MBA President Denise I. Murphy
The following is a statement by Massachusetts Bar Association President Denise I. Murphy in response to the Feb. 4 release of the Supreme Judicial Court Standing Committee on Lawyer Well-Being’s Report Summarizing Affinity Bar Town Hall Meetings:
The Supreme Judicial Court Standing Committee on Lawyer Well-Being recently hosted town hall meetings with seven affinity bar associations to better understand the systemic barriers to inclusion and personal wellness for underrepresented members of the legal community. The result of those meetings is an eye-opening report containing firsthand accounts of discrimination, racial and gender bias, microaggressions, and other forms of unequal treatment experienced by more than 115 participating attorneys. While this town hall report merely relayed the statements and perspectives articulated by these attorneys, there are overarching themes that are both disturbing and a call to action.
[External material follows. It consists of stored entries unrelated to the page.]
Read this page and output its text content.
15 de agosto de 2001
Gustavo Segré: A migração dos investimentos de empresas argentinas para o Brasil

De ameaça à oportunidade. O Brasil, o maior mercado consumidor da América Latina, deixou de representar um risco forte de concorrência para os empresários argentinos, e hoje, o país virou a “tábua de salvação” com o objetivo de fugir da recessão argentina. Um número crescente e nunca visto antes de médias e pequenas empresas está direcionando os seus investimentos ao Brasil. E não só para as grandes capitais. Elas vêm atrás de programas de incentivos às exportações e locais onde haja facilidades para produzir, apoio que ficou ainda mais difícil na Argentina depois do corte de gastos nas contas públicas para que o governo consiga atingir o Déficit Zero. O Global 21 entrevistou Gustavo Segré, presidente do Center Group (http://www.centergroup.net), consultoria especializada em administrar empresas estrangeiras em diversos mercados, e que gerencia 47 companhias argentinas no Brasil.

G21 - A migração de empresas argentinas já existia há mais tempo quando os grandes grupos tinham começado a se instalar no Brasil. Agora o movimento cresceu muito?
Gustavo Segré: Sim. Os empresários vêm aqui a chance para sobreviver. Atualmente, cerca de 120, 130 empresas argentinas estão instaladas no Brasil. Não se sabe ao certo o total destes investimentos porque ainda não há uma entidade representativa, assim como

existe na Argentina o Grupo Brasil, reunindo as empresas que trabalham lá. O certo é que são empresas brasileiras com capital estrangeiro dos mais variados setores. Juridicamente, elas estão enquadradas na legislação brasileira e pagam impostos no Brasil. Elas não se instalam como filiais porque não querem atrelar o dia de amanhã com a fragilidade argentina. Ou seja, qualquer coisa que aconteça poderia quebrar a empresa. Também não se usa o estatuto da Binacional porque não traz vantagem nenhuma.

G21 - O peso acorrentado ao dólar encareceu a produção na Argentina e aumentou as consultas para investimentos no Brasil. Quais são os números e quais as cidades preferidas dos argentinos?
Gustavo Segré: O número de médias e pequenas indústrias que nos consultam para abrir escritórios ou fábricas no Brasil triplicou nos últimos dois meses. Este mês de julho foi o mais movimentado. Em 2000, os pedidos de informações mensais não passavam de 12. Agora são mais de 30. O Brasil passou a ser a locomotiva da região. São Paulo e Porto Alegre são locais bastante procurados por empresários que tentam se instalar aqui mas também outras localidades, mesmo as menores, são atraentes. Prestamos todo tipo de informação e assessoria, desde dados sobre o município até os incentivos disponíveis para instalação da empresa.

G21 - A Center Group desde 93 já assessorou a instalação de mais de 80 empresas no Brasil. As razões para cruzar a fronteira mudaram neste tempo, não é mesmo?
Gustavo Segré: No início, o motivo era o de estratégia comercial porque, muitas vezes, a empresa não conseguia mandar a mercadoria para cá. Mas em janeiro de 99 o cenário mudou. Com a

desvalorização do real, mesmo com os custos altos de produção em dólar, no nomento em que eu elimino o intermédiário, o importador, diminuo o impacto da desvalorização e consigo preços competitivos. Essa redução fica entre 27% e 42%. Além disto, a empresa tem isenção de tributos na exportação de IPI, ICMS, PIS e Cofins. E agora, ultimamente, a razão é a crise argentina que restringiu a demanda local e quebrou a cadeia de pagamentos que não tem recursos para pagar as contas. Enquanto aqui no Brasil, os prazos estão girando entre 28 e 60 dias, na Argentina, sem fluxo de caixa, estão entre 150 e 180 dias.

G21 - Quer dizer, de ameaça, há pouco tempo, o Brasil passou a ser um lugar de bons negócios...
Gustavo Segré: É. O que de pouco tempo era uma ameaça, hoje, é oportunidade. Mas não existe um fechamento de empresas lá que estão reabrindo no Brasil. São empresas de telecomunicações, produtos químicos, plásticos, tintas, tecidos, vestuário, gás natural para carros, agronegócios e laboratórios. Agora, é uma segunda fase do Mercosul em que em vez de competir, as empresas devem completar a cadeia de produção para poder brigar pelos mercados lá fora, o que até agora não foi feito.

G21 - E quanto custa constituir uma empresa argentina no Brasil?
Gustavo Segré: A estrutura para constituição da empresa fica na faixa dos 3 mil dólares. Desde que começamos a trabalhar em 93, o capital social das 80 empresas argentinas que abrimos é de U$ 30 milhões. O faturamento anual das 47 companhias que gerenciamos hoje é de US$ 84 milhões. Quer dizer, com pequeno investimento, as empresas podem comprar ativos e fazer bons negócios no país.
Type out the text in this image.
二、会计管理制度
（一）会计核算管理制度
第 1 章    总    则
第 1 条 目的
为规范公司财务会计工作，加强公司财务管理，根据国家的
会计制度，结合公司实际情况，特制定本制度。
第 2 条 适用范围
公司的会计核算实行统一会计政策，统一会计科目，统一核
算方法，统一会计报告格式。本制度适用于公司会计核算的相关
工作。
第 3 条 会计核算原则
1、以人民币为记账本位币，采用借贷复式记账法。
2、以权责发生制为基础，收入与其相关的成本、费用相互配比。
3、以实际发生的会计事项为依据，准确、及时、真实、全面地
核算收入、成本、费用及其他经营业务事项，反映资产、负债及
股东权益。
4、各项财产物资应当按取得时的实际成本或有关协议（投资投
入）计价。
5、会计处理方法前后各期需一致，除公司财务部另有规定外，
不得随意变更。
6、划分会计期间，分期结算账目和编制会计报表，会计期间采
The most alarming revelation in the report is the negative sentiment shared by attorneys of color and those who identify as transgender or nonbinary regarding their experiences in the courtroom. Among the many telling statements made to the committee, these lawyers noted that their legal credentials are often questioned or heavily scrutinized by court personnel, their names or preferred pronouns are repeatedly butchered, and they frequently view their case outcomes as racially driven.
Just as concerning, however, is the report’s confirmation that attorneys of color continue to feel marginalized in their own profession, mostly due to the lack of diversity and representative leadership. Because of our collective failure to recruit lawyers from diverse backgrounds and position them for success, they often experience a chronic sense of isolation and may rethink their membership in the Massachusetts bar or the legal profession altogether.
Regrettably, but unsurprisingly, the larger structural issues raised in this report are equal in number to the overt examples of discrimination and microaggressions. According to the affinity bar members, these near-daily occurrences include demeaning and racially insensitive comments related to their ability to practice law, dress requirements and conduct policies that repress certain cultural identities, and empty statements of support for social justice. Words without concrete action have no meaning.
As colleagues and allies to these attorneys, we should heed their words as a stark reminder of the inequities that plague our profession and a call for concrete, positive action by the bench and bar. While we recognize the importance of initial steps taken to diversify the Massachusetts judiciary and combat implicit bias in the court system, it is abundantly clear that we need to work toward more sweeping change.
The Massachusetts Bar Association is committed to playing an active role in this effort and thereby fulfilling our responsibility as the bar association representing all attorneys across the commonwealth. We understand that we must do more to welcome underrepresented lawyers into our membership and encourage them to participate in leadership positions so that we better embody the diversity of our full constituency.
The MBA promised more than words. It promised action and has made systemic changes to its policies and practices to effectuate change. To that end, we’ve eliminated long-standing requirements that only members were allowed to present at speaking opportunities, allowing non-members of diverse backgrounds to participate and have their voices represented at those events. Further, the MBA established a mandate that all conference and panel opportunities be diverse and reflective of our commonwealth-wide presence.
Working in partnership with the MBA Diversity, Equity & Inclusion Committee, we hope to continue our collaboration with the affinity bar associations to address the myriad concerns of their members.
As the MBA strives to advance needed reform within the legal profession, I encourage you, our members, to read the SJC report and consider any simple actions you can take to foster a more welcoming and inclusive environment for your fellow attorneys.